Think back to the last time you spoke in anger, were too quick to judge, or acted unkindly. If you’re anything like me, you feel badly after the fact; in the moment, though, I am so wrapped up in myself and how I am feeling that I forget the impact I have. We act in these ways because we are human, and wrapped up in that reality comes choosing wrongly sometimes. But our God is a loving and forgiving God, “slow to anger, rich in kindness.”
The story of Jonah in the Old Testament is a wonderful example of God’s kindness and mercy. God asks Jonah to go to Nineveh, commanding them to repent from their evil ways. Frightened, Jonah runs away, seeking to avoid the call of the Lord. Unfooled, God brings a terrible storm down upon the ship.
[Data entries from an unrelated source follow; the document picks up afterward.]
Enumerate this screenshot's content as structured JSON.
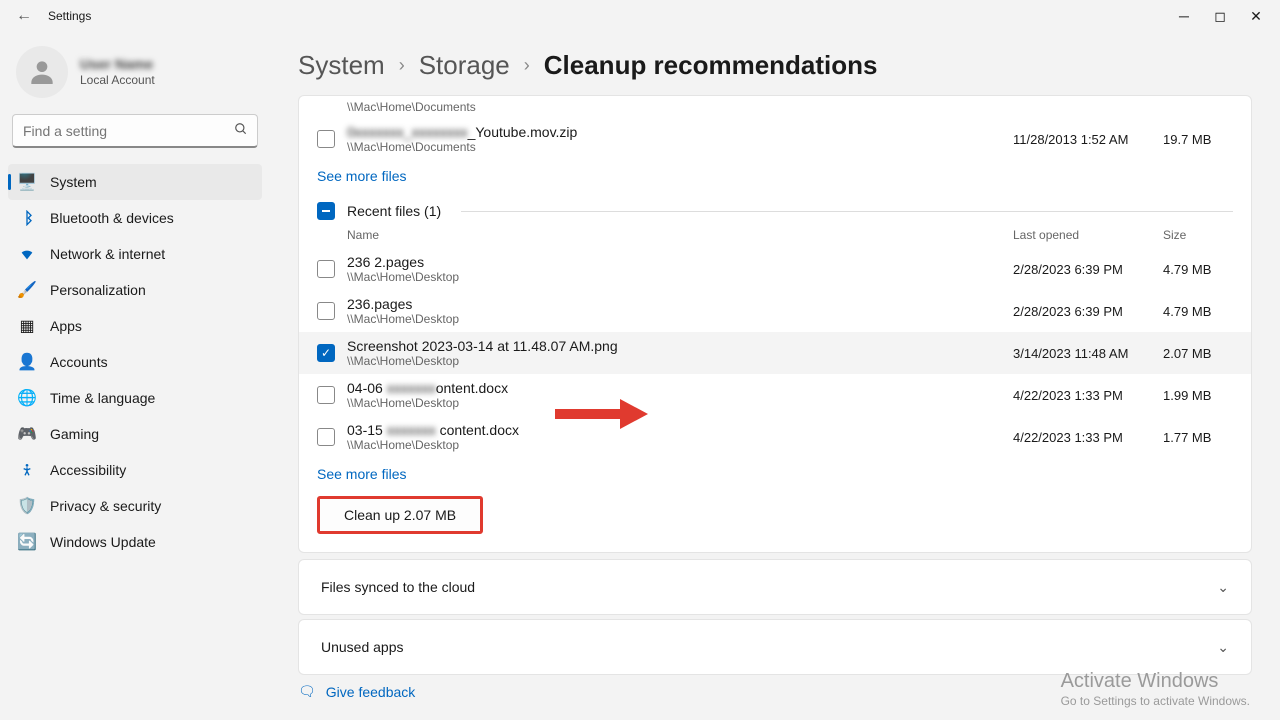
{
  "app": {
    "title": "Settings"
  },
  "user": {
    "name": "User Name",
    "subtitle": "Local Account"
  },
  "search": {
    "placeholder": "Find a setting"
  },
  "nav": [
    {
      "id": "system",
      "label": "System",
      "icon": "🖥️",
      "active": true
    },
    {
      "id": "bluetooth",
      "label": "Bluetooth & devices",
      "icon": "bt"
    },
    {
      "id": "network",
      "label": "Network & internet",
      "icon": "wifi"
    },
    {
      "id": "personalization",
      "label": "Personalization",
      "icon": "🖌️"
    },
    {
      "id": "apps",
      "label": "Apps",
      "icon": "▦"
    },
    {
      "id": "accounts",
      "label": "Accounts",
      "icon": "👤"
    },
    {
      "id": "time",
      "label": "Time & language",
      "icon": "🌐"
    },
    {
      "id": "gaming",
      "label": "Gaming",
      "icon": "🎮"
    },
    {
      "id": "accessibility",
      "label": "Accessibility",
      "icon": "acc"
    },
    {
      "id": "privacy",
      "label": "Privacy & security",
      "icon": "🛡️"
    },
    {
      "id": "update",
      "label": "Windows Update",
      "icon": "🔄"
    }
  ],
  "breadcrumb": {
    "l1": "System",
    "l2": "Storage",
    "current": "Cleanup recommendations"
  },
  "top_section": {
    "truncated_path": "\\\\Mac\\Home\\Documents",
    "file": {
      "name_suffix": "_Youtube.mov.zip",
      "path": "\\\\Mac\\Home\\Documents",
      "date": "11/28/2013 1:52 AM",
      "size": "19.7 MB"
    },
    "see_more": "See more files"
  },
  "recent": {
    "title": "Recent files (1)",
    "cols": {
      "name": "Name",
      "date": "Last opened",
      "size": "Size"
    },
    "files": [
      {
        "name": "236 2.pages",
        "path": "\\\\Mac\\Home\\Desktop",
        "date": "2/28/2023 6:39 PM",
        "size": "4.79 MB",
        "checked": false
      },
      {
        "name": "236.pages",
        "path": "\\\\Mac\\Home\\Desktop",
        "date": "2/28/2023 6:39 PM",
        "size": "4.79 MB",
        "checked": false
      },
      {
        "name": "Screenshot 2023-03-14 at 11.48.07 AM.png",
        "path": "\\\\Mac\\Home\\Desktop",
        "date": "3/14/2023 11:48 AM",
        "size": "2.07 MB",
        "checked": true
      },
      {
        "name_prefix": "04-06 ",
        "name_suffix": "ontent.docx",
        "path": "\\\\Mac\\Home\\Desktop",
        "date": "4/22/2023 1:33 PM",
        "size": "1.99 MB",
        "checked": false,
        "masked": true
      },
      {
        "name_prefix": "03-15 ",
        "name_suffix": " content.docx",
        "path": "\\\\Mac\\Home\\Desktop",
        "date": "4/22/2023 1:33 PM",
        "size": "1.77 MB",
        "checked": false,
        "masked": true
      }
    ],
    "see_more": "See more files",
    "cleanup": "Clean up 2.07 MB"
  },
  "expanders": {
    "cloud": "Files synced to the cloud",
    "apps": "Unused apps"
  },
  "feedback": "Give feedback",
  "watermark": {
    "l1": "Activate Windows",
    "l2": "Go to Settings to activate Windows."
  }
}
Jonah, meanwhile, slumbers peacefully belowdecks.
The ship’s captain goes and awakens Jonah, imploring him, “What are you doing asleep? Get up, call on your god!” (Jonah 1:6). Realizing that the storm has been brought upon him by God, Jonah tells the ship’s crew to throw him overboard. Hesitant to throw him off the ship, though, the crew resists as long as possible. But Jonah is insistent, and in imminent danger of wrecking, the crew throws him overboard.
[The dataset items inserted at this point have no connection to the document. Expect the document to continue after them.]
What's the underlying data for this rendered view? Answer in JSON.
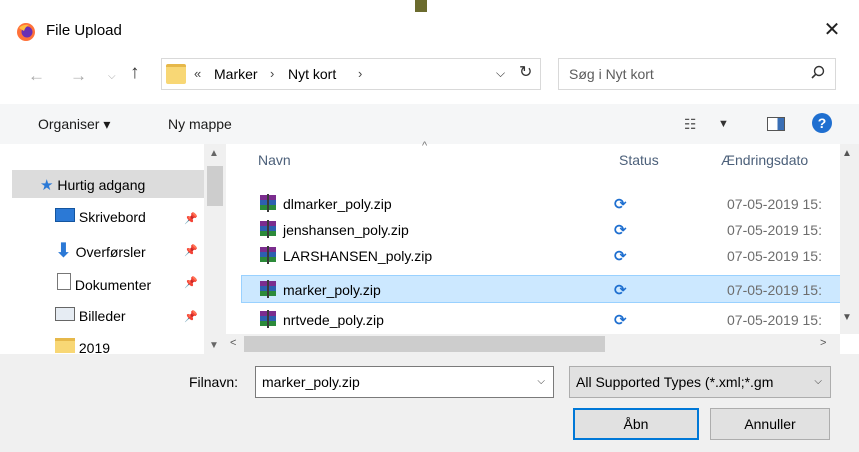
{
  "window": {
    "title": "File Upload",
    "close_glyph": "✕"
  },
  "nav": {
    "back_glyph": "←",
    "forward_glyph": "→",
    "recent_glyph": "⌵",
    "up_glyph": "↑",
    "refresh_glyph": "↻"
  },
  "address": {
    "overflow": "«",
    "crumbs": [
      "Marker",
      "Nyt kort"
    ],
    "separator": "›",
    "dropdown_glyph": "⌵"
  },
  "search": {
    "placeholder": "Søg i Nyt kort"
  },
  "toolbar": {
    "organise_label": "Organiser ▾",
    "new_folder_label": "Ny mappe",
    "view_glyph": "☷",
    "view_dropdown_glyph": "▼",
    "help_glyph": "?"
  },
  "sidebar": {
    "items": [
      {
        "label": "Hurtig adgang",
        "icon": "star-icon",
        "pinned": false,
        "selected": true
      },
      {
        "label": "Skrivebord",
        "icon": "desktop-icon",
        "pinned": true
      },
      {
        "label": "Overførsler",
        "icon": "download-icon",
        "pinned": true
      },
      {
        "label": "Dokumenter",
        "icon": "document-icon",
        "pinned": true
      },
      {
        "label": "Billeder",
        "icon": "pictures-icon",
        "pinned": true
      },
      {
        "label": "2019",
        "icon": "folder-icon",
        "pinned": false
      }
    ],
    "pin_glyph": "📌",
    "star_glyph": "★",
    "download_glyph": "⬇"
  },
  "files": {
    "columns": [
      "Navn",
      "Status",
      "Ændringsdato"
    ],
    "rows": [
      {
        "name": "dlmarker_poly.zip",
        "status_glyph": "⟳",
        "date": "07-05-2019 15:",
        "selected": false
      },
      {
        "name": "jenshansen_poly.zip",
        "status_glyph": "⟳",
        "date": "07-05-2019 15:",
        "selected": false
      },
      {
        "name": "LARSHANSEN_poly.zip",
        "status_glyph": "⟳",
        "date": "07-05-2019 15:",
        "selected": false
      },
      {
        "name": "marker_poly.zip",
        "status_glyph": "⟳",
        "date": "07-05-2019 15:",
        "selected": true
      },
      {
        "name": "nrtvede_poly.zip",
        "status_glyph": "⟳",
        "date": "07-05-2019 15:",
        "selected": false
      }
    ],
    "sort_glyph": "^"
  },
  "scroll": {
    "up": "▲",
    "down": "▼",
    "left": "<",
    "right": ">"
  },
  "footer": {
    "filename_label": "Filnavn:",
    "filename_value": "marker_poly.zip",
    "filetype_value": "All Supported Types (*.xml;*.gm",
    "dropdown_glyph": "▽",
    "open_label": "Åbn",
    "cancel_label": "Annuller"
  },
  "colors": {
    "accent": "#0078d7",
    "selection": "#cce8ff",
    "sync_blue": "#1e6fd0"
  }
}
Immediately, the storm calms. Jonah is swallowed by a “great fish” sent by God, in whose belly he remains for three days. He spends that time repenting, offering a prayer of thanksgiving to God for preserving his life. The fish then vomits him out on dry land. God calls Jonah again, and this time Jonah listens. Marching through Nineveh, he announces the wrath of the Lord. When the king hears of Jonah, he orders an immediate fast and repentance of his people. They turn from their sinful ways, and God does not bring down the wrath he threatened.
But instead of being pleased, Jonah becomes upset. He is angry that God was merciful to the people, and marches out into the desert in protest. So God helps Jonah understand His mercy: God grows a gourd plant over Jonah’s head overnight, which protects him from any discomfort. But then the Lord sends a worm that poisons and withers the plant, killing it a day after it grows. He then sends a scorching wind, which causes extreme discomfort to Jonah, who cries out and wishes for death.
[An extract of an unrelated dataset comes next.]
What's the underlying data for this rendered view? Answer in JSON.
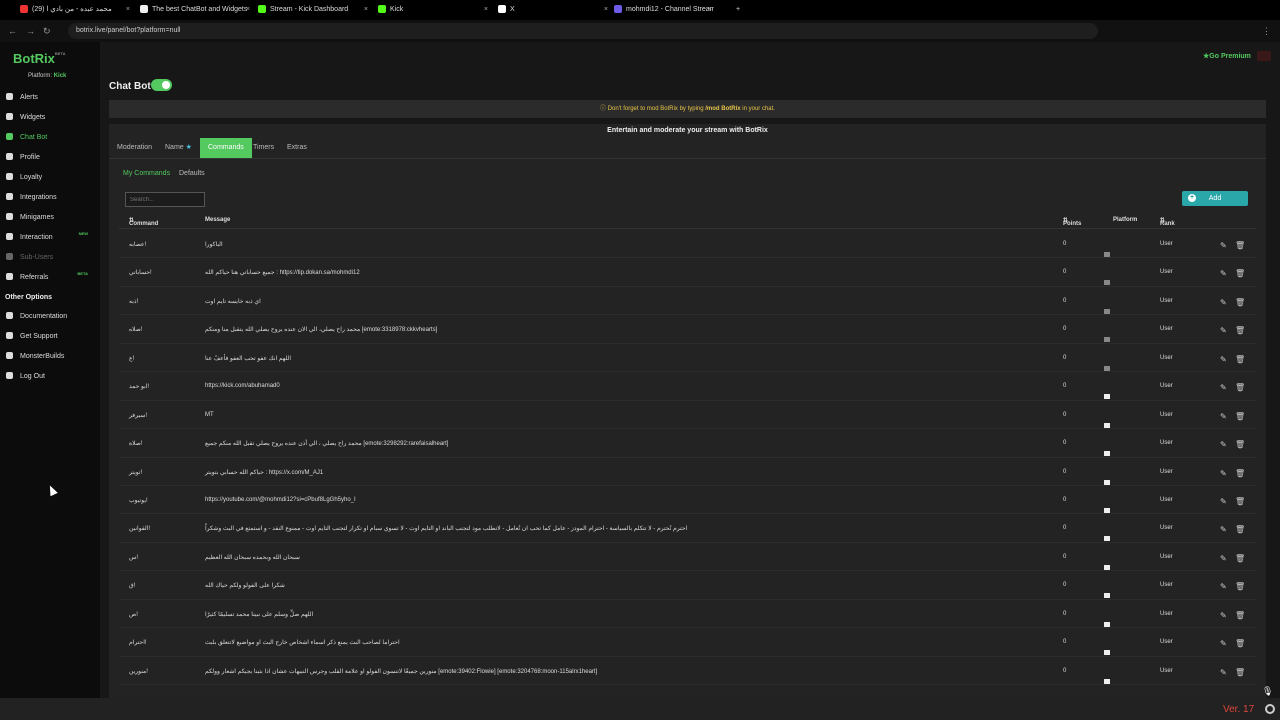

But God challenges Jonah: “Do you have a right to be angry over the gourd plant?” Yes, Jonah says, angry enough to wish to die. God says, “You are concerned over the gourd plant which cost you no effort and which you did not grow . . . and should I not be concerned for the people of Nineveh?” (Jonah 4:10-11)
God created each of us and gives us infinite chances for us to “get it right.” He will never tire of forgiving us and loving us; isn’t that a comforting thought? In spite of our flaws, we are always enough for God, who turns our negatives into positives.